Hobart property price growth decelerates

Investing.com  |  Author 

Published Dec 07, 2018 14:14

Price growth in the Tasmanian property market continued to slow in the October quarter

The Hobart property market has well and truly decelerated with both a reduction in price growth and activity.

Price growth for the quarter ending October for units was only 0.7 per cent and for houses 1.4 per cent, well below previous periods. House price growth dropped from 3.7 per cent in April to a low of 1.4 per cent just six months later. Units fared no better, falling from 3.1 per cent growth in April to 0.7 per cent in October. That’s a drop of 2.3 and 2.4 per cent respectively.

However, according to RiskWise Property Research and the Real Estate Institute of Tasmania it was not all doom and gloom.

RiskWise CEO Doron Peleg said some capital growth was still projected next year, especially as Hobart was such a ‘small market with limited supply’, relied heavily on tourism and was now heading into peak season.

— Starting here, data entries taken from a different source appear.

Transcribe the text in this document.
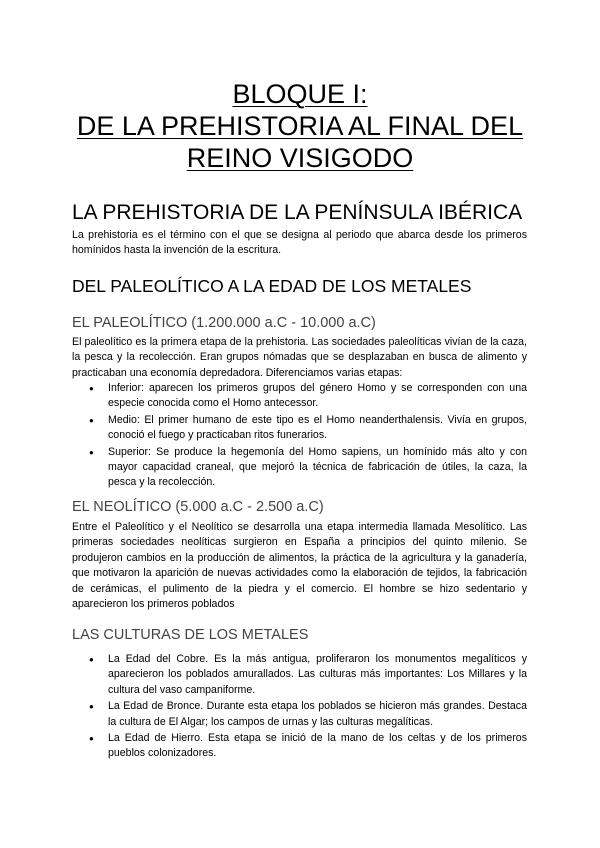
BLOQUE I:
DE LA PREHISTORIA AL FINAL DEL
REINO VISIGODO
LA PREHISTORIA DE LA PENÍNSULA IBÉRICA
La prehistoria es el término con el que se designa al periodo que abarca desde los primeros homínidos hasta la invención de la escritura.
DEL PALEOLÍTICO A LA EDAD DE LOS METALES
EL PALEOLÍTICO (1.200.000 a.C - 10.000 a.C)
El paleolítico es la primera etapa de la prehistoria. Las sociedades paleolíticas vivían de la caza, la pesca y la recolección. Eran grupos nómadas que se desplazaban en busca de alimento y practicaban una economía depredadora. Diferenciamos varias etapas:
● Inferior: aparecen los primeros grupos del género Homo y se corresponden con una especie conocida como el Homo antecessor.
● Medio: El primer humano de este tipo es el Homo neanderthalensis. Vivía en grupos, conoció el fuego y practicaban ritos funerarios.
● Superior: Se produce la hegemonía del Homo sapiens, un homínido más alto y con mayor capacidad craneal, que mejoró la técnica de fabricación de útiles, la caza, la pesca y la recolección.
EL NEOLÍTICO (5.000 a.C - 2.500 a.C)
Entre el Paleolítico y el Neolítico se desarrolla una etapa intermedia llamada Mesolítico. Las primeras sociedades neolíticas surgieron en España a principios del quinto milenio. Se produjeron cambios en la producción de alimentos, la práctica de la agricultura y la ganadería, que motivaron la aparición de nuevas actividades como la elaboración de tejidos, la fabricación de cerámicas, el pulimento de la piedra y el comercio. El hombre se hizo sedentario y aparecieron los primeros poblados
LAS CULTURAS DE LOS METALES
● La Edad del Cobre. Es la más antigua, proliferaron los monumentos megalíticos y aparecieron los poblados amurallados. Las culturas más importantes: Los Millares y la cultura del vaso campaniforme.
● La Edad de Bronce. Durante esta etapa los poblados se hicieron más grandes. Destaca la cultura de El Algar; los campos de urnas y las culturas megalíticas.
● La Edad de Hierro. Esta etapa se inició de la mano de los celtas y de los primeros pueblos colonizadores.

“When you look at the annual growth in Hobart, the figures look impressive,” Mr Peleg said. “However, a closer look at the rate of the quarterly growth shows a significant growth deceleration, something we predicted in July.

“The deceleration is especially striking as it is taking place during the spring season that, in theory, is traditionally a good time for the market. By comparison, during the same quarter in 2017, houses delivered an outstanding growth of 3.7 per cent and units 1.1 per cent.

"A significant increase in dwelling prices in recent years, less affordable housing, decelerated price growth, fewer people turning up to open home inspections and fewer inquiries on listings, indicate that housing affordability has made an impact and that the growth rate was unsustainable.

“However, while these reductions are not surprising given Tasmania is less affordable than five of the states and territories (in price-to-income ratio) terms, the market supply is very small, so this will continue to drive some price growth in 2019.”